New Research Highlights Importance of Cybersecurity in Small, Medium Businesses

Cybersecurity is an important investment for all businesses and organizations, regardless of size. As someone at a small or mid-size business, you may think that small businesses are less-tempting targets for cybercriminals — but the opposite is actually true. For example, Barracuda reports that companies with fewer than 100 employees are 350% more likely to suffer social engineering attacks than their enterprise counterparts.

Devolutions released its third consecutive State of Cybersecurity in SMBs 2022-2023 report. This year’s latest research, which was released Oct. 11, highlights that 60% of small and mid-size businesses experienced one or more cyberattacks over the last year: One in four (42%) indicate that they’ve faced upwards of five attacks in the last year Almost one-fifth (18%) experienced five or more attacks within the same period We’ve picked the five most relevant data points from Devolutions’ SMB research that we think will be of interest to our readers.
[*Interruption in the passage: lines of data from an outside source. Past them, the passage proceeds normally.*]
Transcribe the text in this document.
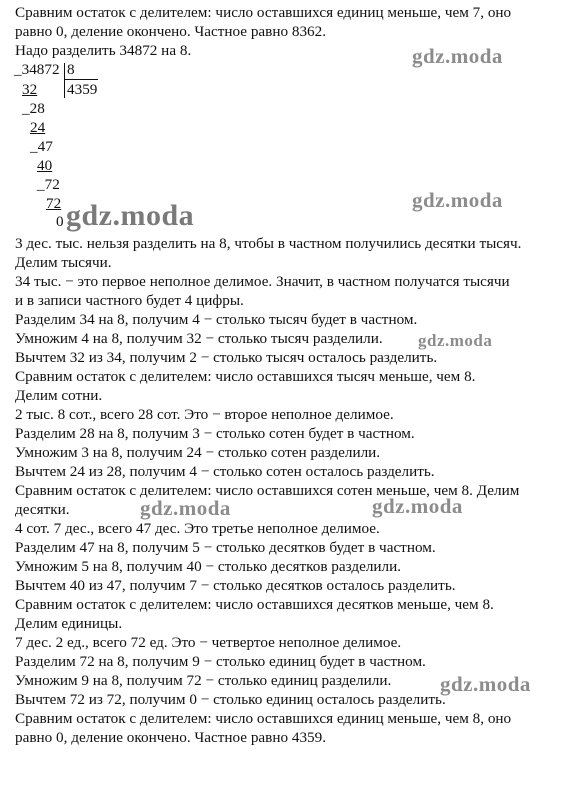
Сравним остаток с делителем: число оставшихся единиц меньше, чем 7, оно
равно 0, деление окончено. Частное равно 8362.
Надо разделить 34872 на 8.
_34872 8
4359
32
_28
24
_47
40
_72
72
0
3 дес. тыс. нельзя разделить на 8, чтобы в частном получились десятки тысяч.
Делим тысячи.
34 тыс. − это первое неполное делимое. Значит, в частном получатся тысячи
и в записи частного будет 4 цифры.
Разделим 34 на 8, получим 4 − столько тысяч будет в частном.
Умножим 4 на 8, получим 32 − столько тысяч разделили.
Вычтем 32 из 34, получим 2 − столько тысяч осталось разделить.
Сравним остаток с делителем: число оставшихся тысяч меньше, чем 8.
Делим сотни.
2 тыс. 8 сот., всего 28 сот. Это − второе неполное делимое.
Разделим 28 на 8, получим 3 − столько сотен будет в частном.
Умножим 3 на 8, получим 24 − столько сотен разделили.
Вычтем 24 из 28, получим 4 − столько сотен осталось разделить.
Сравним остаток с делителем: число оставшихся сотен меньше, чем 8. Делим
десятки.
4 сот. 7 дес., всего 47 дес. Это третье неполное делимое.
Разделим 47 на 8, получим 5 − столько десятков будет в частном.
Умножим 5 на 8, получим 40 − столько десятков разделили.
Вычтем 40 из 47, получим 7 − столько десятков осталось разделить.
Сравним остаток с делителем: число оставшихся десятков меньше, чем 8.
Делим единицы.
7 дес. 2 ед., всего 72 ед. Это − четвертое неполное делимое.
Разделим 72 на 8, получим 9 − столько единиц будет в частном.
Умножим 9 на 8, получим 72 − столько единиц разделили.
Вычтем 72 из 72, получим 0 − столько единиц осталось разделить.
Сравним остаток с делителем: число оставшихся единиц меньше, чем 8, оно
равно 0, деление окончено. Частное равно 4359.
gdz.moda
gdz.moda
gdz.moda
gdz.moda
gdz.moda	gdz.moda
gdz.moda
Top Takeaway: SMBs Rank Ransomware as Their Biggest Cybersecurity Threat
81% of Devolutions’ survey respondents view ransomware as their businesses’ biggest security threat. This is followed by phishing (69%) and other types of malware (38%). In some aspects, it’s no surprise because ransomware is a major threat because it often results in the encryption or destruction of victims’ data (even when the victims pay the demanded ransom). In some cases, ransomware attacks are multi-pronged because attackers also attack victims’ data backups to cause additional damage or demand a second ransom payment.

Takeaway #2: Nearly One-Third of Businesses Earmark <5% of IT Budget to Security
A disturbing statistic from Devolution’s report that really stuck out to me is that 32% of small and mid-size businesses dedicate less than one-twentieth (1/20) of their IT budget to IT security. Now, consider that Connectwise reports that 69% of their survey respondents admit they’re concerned one bad cyber attack could permanently force them to close their doors. Knowing this concern and being aware that nearly one-third of organizations dedicate only 5% of their overall IT budgets to security sends the message that companies aren’t putting in much of an effort to prevent such an attack from happening.

Takeaway #3: By and Large, Organizations Want to Increase Their IT Budget Spending
Now, let’s see what organizations are doing in terms of increasing or decreasing their IT security budgets. 49% report that they’re spending more this year on IT security than they did last year. Awesome. But this stat is tempered when you consider that 51% indicate that their budgets either decreased (6%) or remained unchanged (45%) from the previous year.

Takeaway #4: Organizations Are Starting to See the Light Regarding Password Security
Passwords are the keys to the kingdoms of most small and mid-size organizations. These are the secrets that provide access to user accounts and give access to everything from banking and finance accounts to employees’ personal records data. Comparitech, citing LastPass data, shows that small business employees are the biggest offenders when it comes to demonstrating poor password security: “Those working for companies with 1-25 staff reuse passwords an average of 14 times.”

Takeaway #5: 56% of SMBs Are Content to Maintain IT Security Staffing Status Quo
Our final data point from the Devolutions report focuses more on the employees themselves: 38% of the survey respondents indicated that their organizations brought new employees on board since the start of the global COVID-19 pandemic (i.e., early 2020) to address IT security needs and concerns. Another 6% say they’re working with external service providers to achieve the same. The remaining 56% of respondents indicate that they’ve not hired any new cyber or IT security-related employees since early 2020.